Safe. Not just physically safe. Emotionally safe. The kind that means, I see you. I hear you, even when you are not speaking. I am here. You do not have to hold this by yourself.
That is what I had been waiting for. Not the Huxtables. Not roses or grand gestures or a television version of love. Just a man who looked at the calendar, made me a priority and showed up.

I am in my forties now. So is Josh. And I will be honest with you about something that sits with me sometimes. I think about the years I spent protecting myself instead of living. The years I spent being defended instead of open. The years I spent waiting for love to look like something I saw on television instead of recognizing it in the real ordinary moments right in front of me. And sometimes I feel a quiet grief about that time.
Because I want there to still be enough time. I want enough years left in this lifetime for Josh and me to experience each other the way God always intended.
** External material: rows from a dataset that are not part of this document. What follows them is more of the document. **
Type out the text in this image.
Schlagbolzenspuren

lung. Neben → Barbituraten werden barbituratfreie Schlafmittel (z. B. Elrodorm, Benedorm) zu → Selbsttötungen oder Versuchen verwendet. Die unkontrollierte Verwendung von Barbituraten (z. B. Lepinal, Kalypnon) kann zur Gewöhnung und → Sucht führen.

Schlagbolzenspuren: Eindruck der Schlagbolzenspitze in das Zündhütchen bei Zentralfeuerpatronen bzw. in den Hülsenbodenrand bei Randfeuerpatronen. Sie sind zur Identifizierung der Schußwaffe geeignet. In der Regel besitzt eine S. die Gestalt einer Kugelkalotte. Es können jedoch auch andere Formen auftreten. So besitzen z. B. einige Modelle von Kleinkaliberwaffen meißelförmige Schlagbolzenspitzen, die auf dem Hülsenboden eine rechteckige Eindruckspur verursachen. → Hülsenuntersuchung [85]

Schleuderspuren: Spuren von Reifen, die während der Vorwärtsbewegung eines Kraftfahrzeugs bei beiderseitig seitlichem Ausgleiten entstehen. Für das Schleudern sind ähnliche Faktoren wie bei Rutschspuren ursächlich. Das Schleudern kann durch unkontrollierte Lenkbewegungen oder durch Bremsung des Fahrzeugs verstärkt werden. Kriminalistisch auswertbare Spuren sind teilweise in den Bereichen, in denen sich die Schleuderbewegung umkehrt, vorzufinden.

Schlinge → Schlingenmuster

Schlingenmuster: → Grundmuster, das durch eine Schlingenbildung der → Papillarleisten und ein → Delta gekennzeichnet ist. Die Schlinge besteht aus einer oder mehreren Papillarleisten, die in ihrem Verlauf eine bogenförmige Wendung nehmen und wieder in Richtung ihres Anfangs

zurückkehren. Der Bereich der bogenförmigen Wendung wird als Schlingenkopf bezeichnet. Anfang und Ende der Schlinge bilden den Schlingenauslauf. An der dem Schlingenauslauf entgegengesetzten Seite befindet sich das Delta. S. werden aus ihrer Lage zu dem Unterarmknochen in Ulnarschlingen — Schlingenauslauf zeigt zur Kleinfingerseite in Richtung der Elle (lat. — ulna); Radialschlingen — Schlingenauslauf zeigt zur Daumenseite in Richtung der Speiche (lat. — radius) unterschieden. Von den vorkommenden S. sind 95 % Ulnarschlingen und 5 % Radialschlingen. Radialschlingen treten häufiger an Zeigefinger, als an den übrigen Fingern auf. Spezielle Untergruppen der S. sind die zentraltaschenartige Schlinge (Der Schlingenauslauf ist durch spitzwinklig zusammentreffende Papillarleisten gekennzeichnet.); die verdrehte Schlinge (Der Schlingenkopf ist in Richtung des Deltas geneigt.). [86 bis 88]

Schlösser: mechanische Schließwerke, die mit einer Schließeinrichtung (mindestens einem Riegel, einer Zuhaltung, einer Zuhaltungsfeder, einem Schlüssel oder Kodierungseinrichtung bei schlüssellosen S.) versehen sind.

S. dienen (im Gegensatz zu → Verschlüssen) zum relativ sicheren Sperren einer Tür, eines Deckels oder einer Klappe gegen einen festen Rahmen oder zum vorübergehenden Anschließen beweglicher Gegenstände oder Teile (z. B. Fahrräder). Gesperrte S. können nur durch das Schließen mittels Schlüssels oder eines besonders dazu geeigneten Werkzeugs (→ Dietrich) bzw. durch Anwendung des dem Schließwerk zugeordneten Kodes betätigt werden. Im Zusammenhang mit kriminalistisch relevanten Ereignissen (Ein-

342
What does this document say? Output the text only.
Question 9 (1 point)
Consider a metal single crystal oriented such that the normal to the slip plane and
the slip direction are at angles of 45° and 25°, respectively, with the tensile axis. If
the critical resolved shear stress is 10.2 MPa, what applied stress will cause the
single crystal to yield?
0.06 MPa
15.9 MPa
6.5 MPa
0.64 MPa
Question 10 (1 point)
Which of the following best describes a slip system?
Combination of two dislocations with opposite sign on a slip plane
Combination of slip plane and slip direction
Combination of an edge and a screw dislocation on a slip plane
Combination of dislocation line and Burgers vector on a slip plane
To enjoy our children and our grandchildren. To take the trips. To sit in the quiet. To become, fully and completely, everything He had in mind when He placed my photo on a grandmother's dresser before I even knew Josh's name.
And you know what I am learning, almost nineteen years in? We are becoming one. Not all at once. Not perfectly. But every day I see it more clearly. Two people who came in wounded, who hurt each other in ways neither of us fully understood, who nearly lost each other more than once, slowly, sacredly becoming one. I used to wonder if that was even possible for us. Now I see it happening in real time.
And it is one of the most beautiful things I have ever witnessed.
That is not luck. That is God finishing what He started.
If you are single and reading this, real love is worth waiting for. Not the fantasy. The real thing. The kind that sees you fully and stays.
If you are in a hard season of your marriage and questioning everything, I understand that. I have been there. But I want you to know what is on the other side of the work. Not perfection. Not the Huxtables.
Something better than that. Something that feels like exhaling after years of holding your breath. Something that feels like finally being known.
Something that feels like the soft life.
Do your healing work. Get into counseling if you can. Release your spouse from the expectations that were never theirs to carry and place them where they belong. Speak to the king in your husband, not the fool. And fight for your marriage, not because it is easy, but because the kind of love that has been through the fire and is still standing is one of the most sacred things on this earth.
You are not too broken to be loved. You are not too far gone. And if you are still waiting for love to find you, I promise you it is not as far away as it feels.
Almost nineteen years in. Grandparents now. Still becoming. Still choosing each other.
And I would do every hard day of it again.